Jayne Evans, 53, now works as a self-employed podiatrist in the town but waded into the national Page Three debate yesterday.

More than 30 years ago, Jayne shot to fame as the town’s first topless model in The Sun, when she was just 17.

A short modelling career followed, with various shoots for daily tabloid titles, glamour magazines, promotions and underwear advertisements.

Jayne signed off that chapter of her life at 24, two years after the birth of her first daughter, but remains a strong supporter of Britain’s most famous newspaper page, due to the effect it had on her life.

Earlier this month, the red top created its own headlines after bringing topless models back following a short hiatus, which had been seen as a final end to the feature by campaigners. But Mrs Evans backed the paper.

“It does get me a little bit cross. What is all the fuss about? Have these people, these upset women, got nothing better to do?” she said. “It’s just a fuss about nothing. More importantly, it does take the choice away from women. I’m all for equality and this is taking some of that away from women.

“In the bigger picture women are women and men are men. They are two different things and there’s nothing wrong in being a woman.

“They get on this bandwagon and blow it out of proportion. It certainly hasn’t done me any harm. I have never regretted doing it.

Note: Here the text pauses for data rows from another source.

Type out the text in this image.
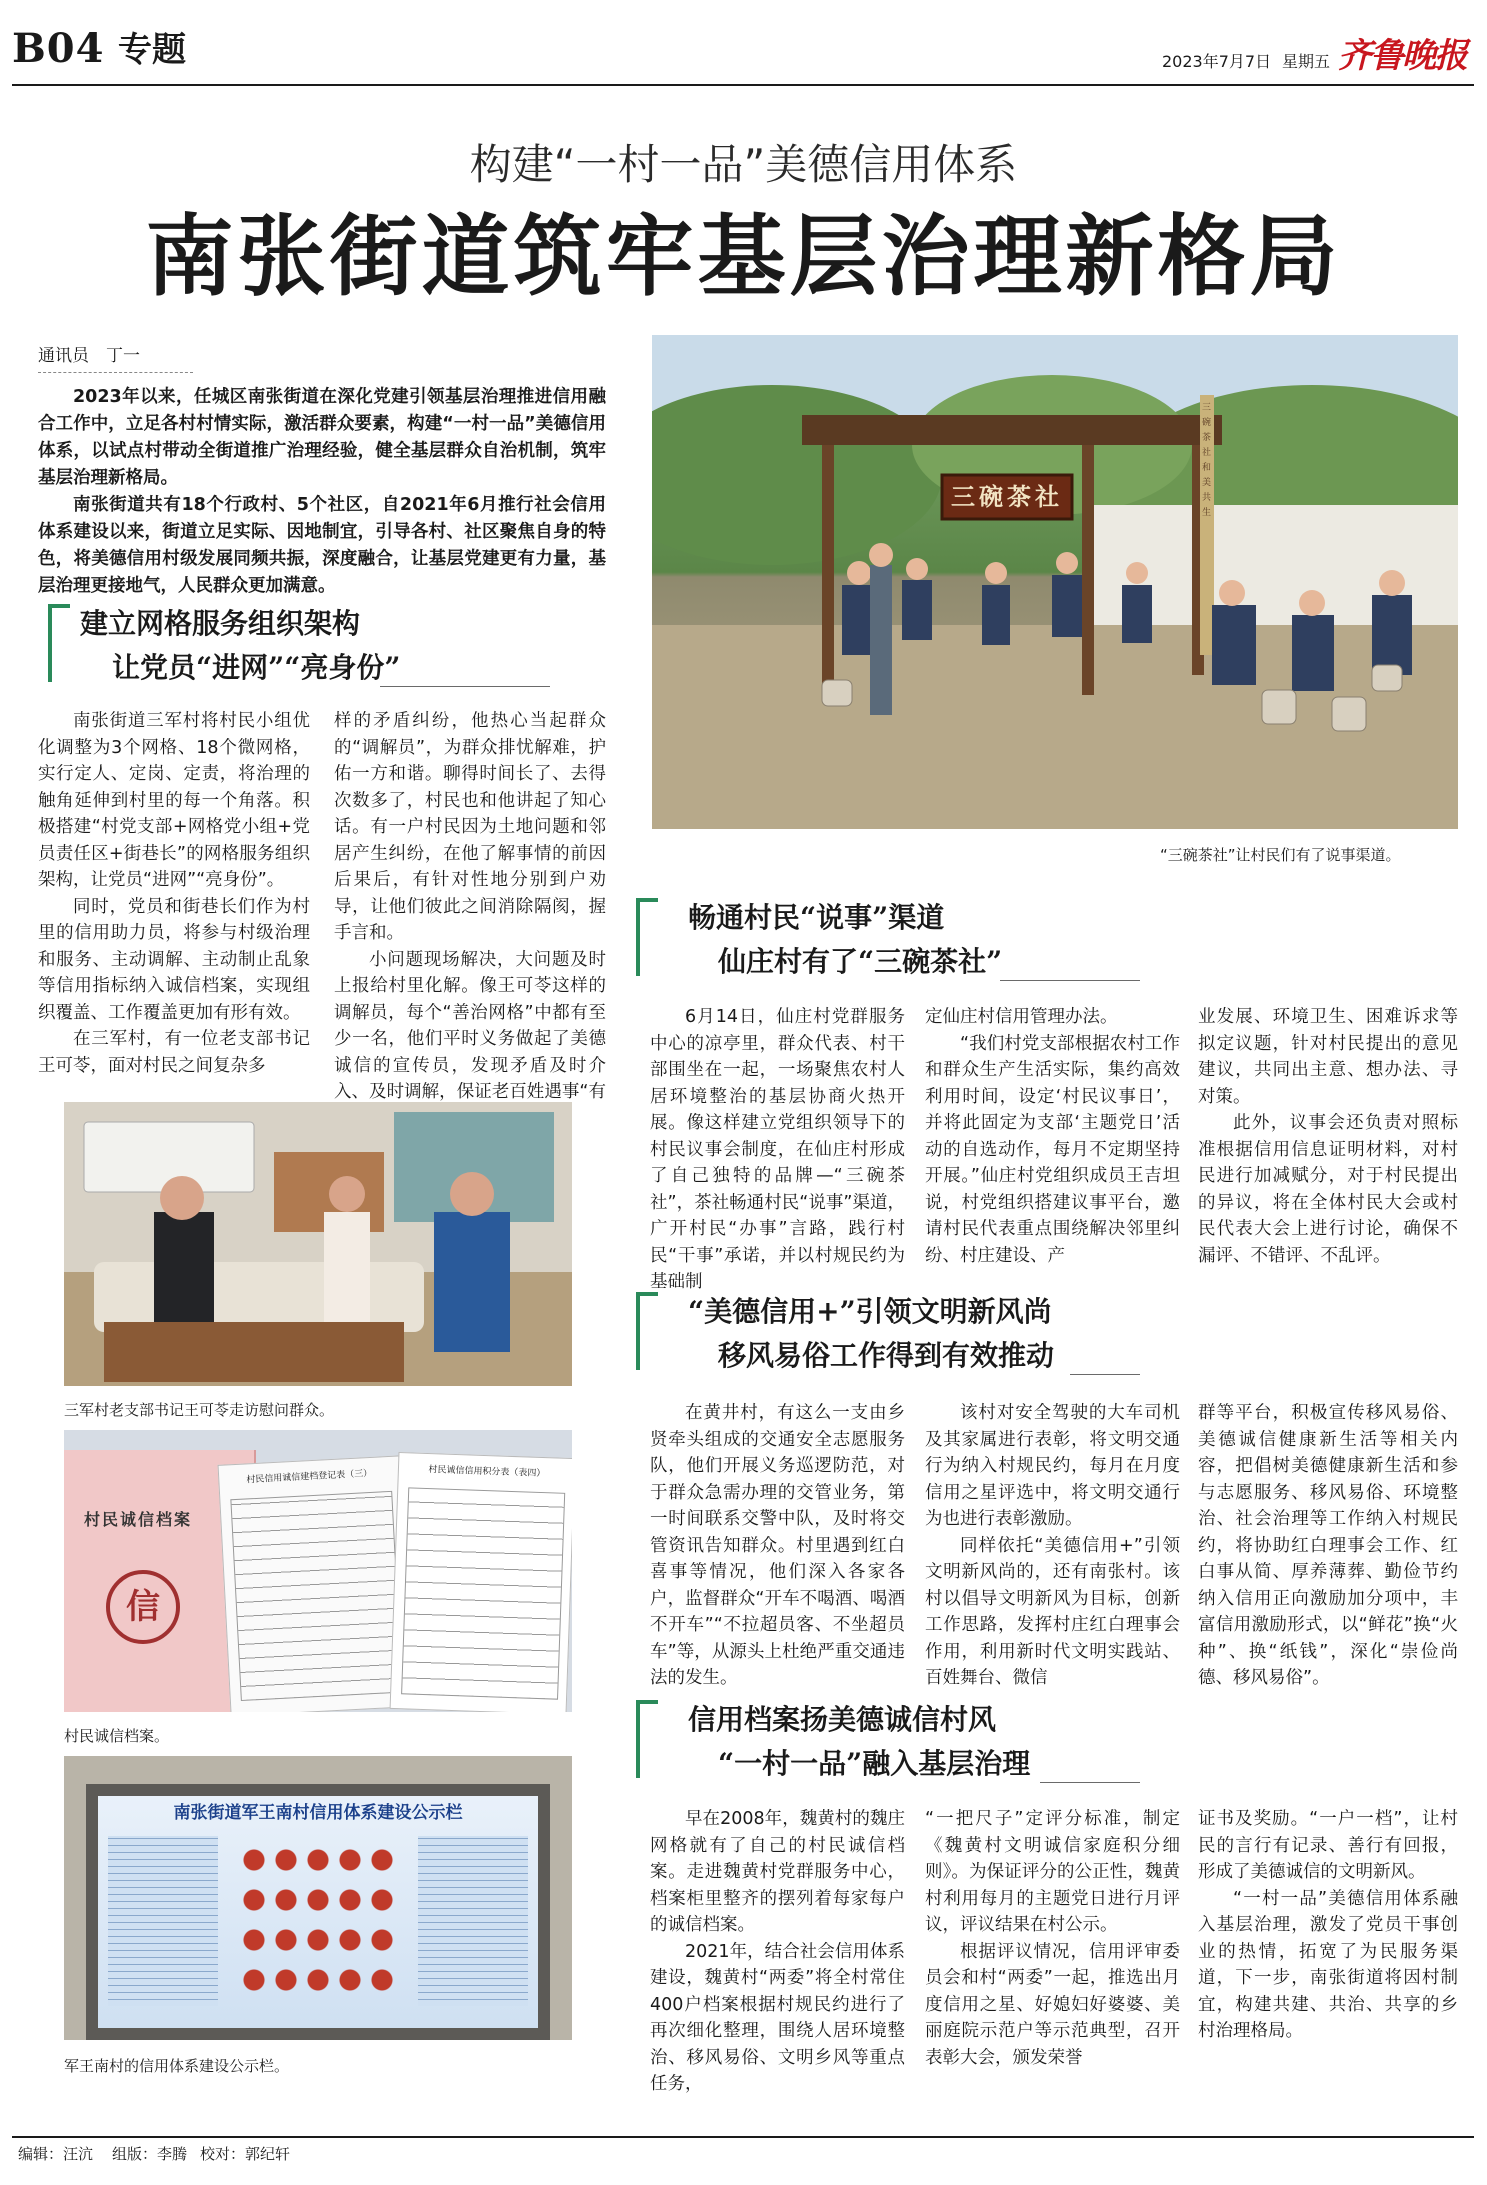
B04 专题	2023年7月7日 星期五 齐鲁晚报
构建“一村一品”美德信用体系
南张街道筑牢基层治理新格局
通讯员　丁一

2023年以来，任城区南张街道在深化党建引领基层治理推进信用融合工作中，立足各村村情实际，激活群众要素，构建“一村一品”美德信用体系，以试点村带动全街道推广治理经验，健全基层群众自治机制，筑牢基层治理新格局。

南张街道共有18个行政村、5个社区，自2021年6月推行社会信用体系建设以来，街道立足实际、因地制宜，引导各村、社区聚焦自身的特色，将美德信用村级发展同频共振，深度融合，让基层党建更有力量，基层治理更接地气，人民群众更加满意。

建立网格服务组织架构
让党员“进网”“亮身份”

南张街道三军村将村民小组优化调整为3个网格、18个微网格，实行定人、定岗、定责，将治理的触角延伸到村里的每一个角落。积极搭建“村党支部+网格党小组+党员责任区+街巷长”的网格服务组织架构，让党员“进网”“亮身份”。

同时，党员和街巷长们作为村里的信用助力员，将参与村级治理和服务、主动调解、主动制止乱象等信用指标纳入诚信档案，实现组织覆盖、工作覆盖更加有形有效。

在三军村，有一位老支部书记王可苓，面对村民之间复杂多

样的矛盾纠纷，他热心当起群众的“调解员”，为群众排忧解难，护佑一方和谐。聊得时间长了、去得次数多了，村民也和他讲起了知心话。有一户村民因为土地问题和邻居产生纠纷，在他了解事情的前因后果后，有针对性地分别到户劝导，让他们彼此之间消除隔阂，握手言和。

小问题现场解决，大问题及时上报给村里化解。像王可苓这样的调解员，每个“善治网格”中都有至少一名，他们平时义务做起了美德诚信的宣传员，发现矛盾及时介入、及时调解，保证老百姓遇事“有

三碗茶社
三碗茶社和美共生
“三碗茶社”让村民们有了说事渠道。
畅通村民“说事”渠道
仙庄村有了“三碗茶社”

6月14日，仙庄村党群服务中心的凉亭里，群众代表、村干部围坐在一起，一场聚焦农村人居环境整治的基层协商火热开展。像这样建立党组织领导下的村民议事会制度，在仙庄村形成了自己独特的品牌—“三碗茶社”，茶社畅通村民“说事”渠道，广开村民“办事”言路，践行村民“干事”承诺，并以村规民约为基础制

定仙庄村信用管理办法。

“我们村党支部根据农村工作和群众生产生活实际，集约高效利用时间，设定‘村民议事日’，并将此固定为支部‘主题党日’活动的自选动作，每月不定期坚持开展。”仙庄村党组织成员王吉坦说，村党组织搭建议事平台，邀请村民代表重点围绕解决邻里纠纷、村庄建设、产

业发展、环境卫生、困难诉求等拟定议题，针对村民提出的意见建议，共同出主意、想办法、寻对策。

此外，议事会还负责对照标准根据信用信息证明材料，对村民进行加减赋分，对于村民提出的异议，将在全体村民大会或村民代表大会上进行讨论，确保不漏评、不错评、不乱评。

三军村老支部书记王可苓走访慰问群众。
村民诚信档案
信
村民信用诚信建档登记表（三）	村民诚信信用积分表（表四）
村民诚信档案。
南张街道军王南村信用体系建设公示栏
军王南村的信用体系建设公示栏。
“美德信用+”引领文明新风尚
移风易俗工作得到有效推动

在黄井村，有这么一支由乡贤牵头组成的交通安全志愿服务队，他们开展义务巡逻防范，对于群众急需办理的交管业务，第一时间联系交警中队，及时将交管资讯告知群众。村里遇到红白喜事等情况，他们深入各家各户，监督群众“开车不喝酒、喝酒不开车”“不拉超员客、不坐超员车”等，从源头上杜绝严重交通违法的发生。

该村对安全驾驶的大车司机及其家属进行表彰，将文明交通行为纳入村规民约，每月在月度信用之星评选中，将文明交通行为也进行表彰激励。

同样依托“美德信用+”引领文明新风尚的，还有南张村。该村以倡导文明新风为目标，创新工作思路，发挥村庄红白理事会作用，利用新时代文明实践站、百姓舞台、微信

群等平台，积极宣传移风易俗、美德诚信健康新生活等相关内容，把倡树美德健康新生活和参与志愿服务、移风易俗、环境整治、社会治理等工作纳入村规民约，将协助红白理事会工作、红白事从简、厚养薄葬、勤俭节约纳入信用正向激励加分项中，丰富信用激励形式，以“鲜花”换“火种”、换“纸钱”，深化“崇俭尚德、移风易俗”。

信用档案扬美德诚信村风
“一村一品”融入基层治理

早在2008年，魏黄村的魏庄网格就有了自己的村民诚信档案。走进魏黄村党群服务中心，档案柜里整齐的摆列着每家每户的诚信档案。

2021年，结合社会信用体系建设，魏黄村“两委”将全村常住400户档案根据村规民约进行了再次细化整理，围绕人居环境整治、移风易俗、文明乡风等重点任务，

“一把尺子”定评分标准，制定《魏黄村文明诚信家庭积分细则》。为保证评分的公正性，魏黄村利用每月的主题党日进行月评议，评议结果在村公示。

根据评议情况，信用评审委员会和村“两委”一起，推选出月度信用之星、好媳妇好婆婆、美丽庭院示范户等示范典型，召开表彰大会，颁发荣誉

证书及奖励。“一户一档”，让村民的言行有记录、善行有回报，形成了美德诚信的文明新风。

“一村一品”美德信用体系融入基层治理，激发了党员干事创业的热情，拓宽了为民服务渠道，下一步，南张街道将因村制宜，构建共建、共治、共享的乡村治理格局。

编辑：汪沆 组版：李腾 校对：郭纪轩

It was a long time ago and it was probably a little more risqué back then, because you can see boobs everywhere now.”

The Sun’s topless images have long drawn protests from campaigners, with an online petition against their use attracting more than 215,000 signatures so far.

Campaign group No More Page Three was founded in 2012 and has since gained support from a number of MPs and anti-sexism charities.

The Irish edition of the Sun stopped publishing topless pictures two years ago.

It is a debate which has always been close to Jayne’s heart, who got her big break after a holiday snap was sent into The Sun, unbeknown to her, by a former colleague.

“For many years after, it was something I didn’t tell people about immediately. Not because I was ashamed, but people’s reactions weren’t kind,” she said.

“If people knew about it they saw me as someone to look out for if I was near their husbands, which couldn’t be further from the truth."